Federal District Court Calls Florida’s Disparate Treatment of Absentee Ballots “Obscene,” Strikes Requirement

Quite a decision (one which seems correct) in Florida Democratic Party v. Detzner.  The court explains what’s at stake:

In light of those limitations, many Florida voters choose to vote by mail. And that option has become increasingly popular in recent years—six percent more voters cast vote-by-mail ballots in the 2012 General Election than the 2008 General Election. ECF No. 3, at 8–9. What vote-by-mail voters likely do not know, how-ever, is that their vote may not be counted. In Florida, if a voter’s signature on a vote-by-mail ballot does not match the signature on file with the supervisor of elections office then the ballot is declared “illegal” and their vote is not counted. Moreover, that voter only receives notice that their vote was not counted after the election has come and gone and, further, is provided no opportunity to cure that defect. On the other hand, if a vote-by-mail voter doesn’t bother to sign the ballot in the first place, that voter is immediately notified and provided an opportunity to cure.

The issue in this case is whether Florida’s statutory scheme, which provides an opportunity to cure no-signature ballots yet de-nies that same opportunity for mismatched-signature ballots, is le-gally tenable. The answer is a resounding “no.”

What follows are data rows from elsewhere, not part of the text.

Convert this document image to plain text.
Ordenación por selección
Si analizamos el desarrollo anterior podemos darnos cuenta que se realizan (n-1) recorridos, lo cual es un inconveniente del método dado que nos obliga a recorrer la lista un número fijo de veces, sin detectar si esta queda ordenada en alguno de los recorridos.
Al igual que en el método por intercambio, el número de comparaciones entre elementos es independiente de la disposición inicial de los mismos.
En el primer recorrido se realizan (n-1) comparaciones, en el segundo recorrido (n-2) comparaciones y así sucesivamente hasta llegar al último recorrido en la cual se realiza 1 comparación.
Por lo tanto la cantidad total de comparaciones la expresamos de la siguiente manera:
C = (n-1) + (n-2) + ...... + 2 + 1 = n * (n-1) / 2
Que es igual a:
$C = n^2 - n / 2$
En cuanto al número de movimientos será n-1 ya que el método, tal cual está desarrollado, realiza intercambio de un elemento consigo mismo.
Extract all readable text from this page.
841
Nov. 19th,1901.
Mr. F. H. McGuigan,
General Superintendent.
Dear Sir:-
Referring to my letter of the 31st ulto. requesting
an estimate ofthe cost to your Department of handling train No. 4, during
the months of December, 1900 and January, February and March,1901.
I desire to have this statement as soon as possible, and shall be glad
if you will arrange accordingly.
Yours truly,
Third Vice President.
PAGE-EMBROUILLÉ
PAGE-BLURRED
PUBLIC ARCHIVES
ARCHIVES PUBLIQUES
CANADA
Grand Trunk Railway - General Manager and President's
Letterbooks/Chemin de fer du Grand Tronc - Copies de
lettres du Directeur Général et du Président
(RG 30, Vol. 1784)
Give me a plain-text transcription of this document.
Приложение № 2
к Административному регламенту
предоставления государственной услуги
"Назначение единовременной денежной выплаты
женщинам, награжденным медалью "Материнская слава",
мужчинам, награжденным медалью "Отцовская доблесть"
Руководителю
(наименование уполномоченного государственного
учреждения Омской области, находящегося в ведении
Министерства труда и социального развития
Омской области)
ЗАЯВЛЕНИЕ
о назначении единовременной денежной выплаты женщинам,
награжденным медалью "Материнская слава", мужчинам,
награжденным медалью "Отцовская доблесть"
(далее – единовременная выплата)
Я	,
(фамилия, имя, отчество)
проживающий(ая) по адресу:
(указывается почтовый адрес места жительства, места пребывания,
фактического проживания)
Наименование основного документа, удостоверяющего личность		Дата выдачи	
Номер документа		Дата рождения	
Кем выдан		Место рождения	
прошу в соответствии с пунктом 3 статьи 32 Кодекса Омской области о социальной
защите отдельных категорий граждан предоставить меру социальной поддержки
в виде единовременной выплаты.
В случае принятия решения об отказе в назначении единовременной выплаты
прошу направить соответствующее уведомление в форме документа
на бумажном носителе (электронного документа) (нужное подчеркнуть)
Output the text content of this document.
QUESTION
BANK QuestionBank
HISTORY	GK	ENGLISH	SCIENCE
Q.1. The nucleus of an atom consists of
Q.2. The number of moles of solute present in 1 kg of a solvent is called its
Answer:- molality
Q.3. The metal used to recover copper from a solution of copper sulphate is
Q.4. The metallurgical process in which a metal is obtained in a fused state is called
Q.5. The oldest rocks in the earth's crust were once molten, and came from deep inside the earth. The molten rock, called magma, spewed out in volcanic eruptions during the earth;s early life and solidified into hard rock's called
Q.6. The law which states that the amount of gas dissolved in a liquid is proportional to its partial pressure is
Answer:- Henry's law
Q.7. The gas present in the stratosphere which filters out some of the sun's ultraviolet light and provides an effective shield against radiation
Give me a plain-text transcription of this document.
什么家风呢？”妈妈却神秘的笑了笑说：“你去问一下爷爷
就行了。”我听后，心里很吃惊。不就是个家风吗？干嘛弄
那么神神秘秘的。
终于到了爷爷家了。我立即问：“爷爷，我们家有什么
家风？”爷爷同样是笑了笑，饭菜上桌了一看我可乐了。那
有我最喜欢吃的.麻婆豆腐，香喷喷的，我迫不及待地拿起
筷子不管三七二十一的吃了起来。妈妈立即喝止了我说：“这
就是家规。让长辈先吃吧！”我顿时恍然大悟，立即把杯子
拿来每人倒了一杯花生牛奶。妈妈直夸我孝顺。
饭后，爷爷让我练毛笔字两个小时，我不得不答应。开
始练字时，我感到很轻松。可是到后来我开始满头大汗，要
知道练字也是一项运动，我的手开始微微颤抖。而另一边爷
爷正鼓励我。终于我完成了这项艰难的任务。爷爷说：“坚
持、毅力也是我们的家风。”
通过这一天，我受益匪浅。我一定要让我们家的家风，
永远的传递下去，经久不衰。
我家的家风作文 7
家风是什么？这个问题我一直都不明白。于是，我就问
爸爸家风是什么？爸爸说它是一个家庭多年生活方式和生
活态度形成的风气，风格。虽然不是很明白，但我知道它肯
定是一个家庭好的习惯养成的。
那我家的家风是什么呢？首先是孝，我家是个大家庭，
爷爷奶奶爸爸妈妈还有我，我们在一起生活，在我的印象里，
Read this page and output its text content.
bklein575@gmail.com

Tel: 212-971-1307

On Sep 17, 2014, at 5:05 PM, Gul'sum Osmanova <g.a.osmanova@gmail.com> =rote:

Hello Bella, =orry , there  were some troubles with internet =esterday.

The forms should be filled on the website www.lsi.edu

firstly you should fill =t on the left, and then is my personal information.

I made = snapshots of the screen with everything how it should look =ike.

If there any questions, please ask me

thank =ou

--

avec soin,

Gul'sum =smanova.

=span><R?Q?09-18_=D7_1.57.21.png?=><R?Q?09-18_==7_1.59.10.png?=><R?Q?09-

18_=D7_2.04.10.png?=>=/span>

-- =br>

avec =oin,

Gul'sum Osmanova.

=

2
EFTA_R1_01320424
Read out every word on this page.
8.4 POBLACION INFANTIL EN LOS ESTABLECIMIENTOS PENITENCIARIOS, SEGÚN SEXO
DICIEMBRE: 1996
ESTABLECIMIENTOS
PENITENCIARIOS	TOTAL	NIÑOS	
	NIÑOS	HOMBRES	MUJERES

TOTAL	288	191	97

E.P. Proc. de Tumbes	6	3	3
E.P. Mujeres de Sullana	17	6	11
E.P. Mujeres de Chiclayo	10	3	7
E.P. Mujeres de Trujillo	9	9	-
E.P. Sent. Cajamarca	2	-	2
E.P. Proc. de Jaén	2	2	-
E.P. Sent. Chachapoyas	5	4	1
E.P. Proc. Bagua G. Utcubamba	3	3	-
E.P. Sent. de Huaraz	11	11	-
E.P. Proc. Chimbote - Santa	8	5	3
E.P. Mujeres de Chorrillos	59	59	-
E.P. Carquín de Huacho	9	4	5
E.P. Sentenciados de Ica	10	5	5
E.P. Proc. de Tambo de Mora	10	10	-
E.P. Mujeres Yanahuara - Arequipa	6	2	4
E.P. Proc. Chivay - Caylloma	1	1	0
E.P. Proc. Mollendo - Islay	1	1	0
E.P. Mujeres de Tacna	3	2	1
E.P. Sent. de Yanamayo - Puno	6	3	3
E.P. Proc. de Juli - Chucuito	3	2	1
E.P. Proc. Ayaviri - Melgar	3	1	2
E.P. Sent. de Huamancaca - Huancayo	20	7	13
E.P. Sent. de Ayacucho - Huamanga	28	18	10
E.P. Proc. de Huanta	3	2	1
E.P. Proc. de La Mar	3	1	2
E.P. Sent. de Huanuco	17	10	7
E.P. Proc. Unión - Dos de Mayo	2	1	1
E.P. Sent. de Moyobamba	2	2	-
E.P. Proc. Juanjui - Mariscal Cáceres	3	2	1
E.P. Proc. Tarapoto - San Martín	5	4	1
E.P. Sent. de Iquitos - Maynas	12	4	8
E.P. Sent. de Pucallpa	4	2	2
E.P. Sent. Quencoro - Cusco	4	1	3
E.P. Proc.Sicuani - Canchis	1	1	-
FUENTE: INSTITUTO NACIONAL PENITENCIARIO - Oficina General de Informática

From the court’s conclusion:

Once again, at the end of the day, this case is about the pre-cious and fundamental right to vote and to have one’s vote counted. In our democracy, those who vote decide everything; those who count the vote decide nothing. Justice Stewart once quipped, in reference to pornography, “I know it when I see it . . .” Jacobellis v. State of Ohio, 378 U.S. 184, 197 (1964) (Stewart, J., concurring). Likewise, this Court knows disenfranchisement when it sees it and it is obscene.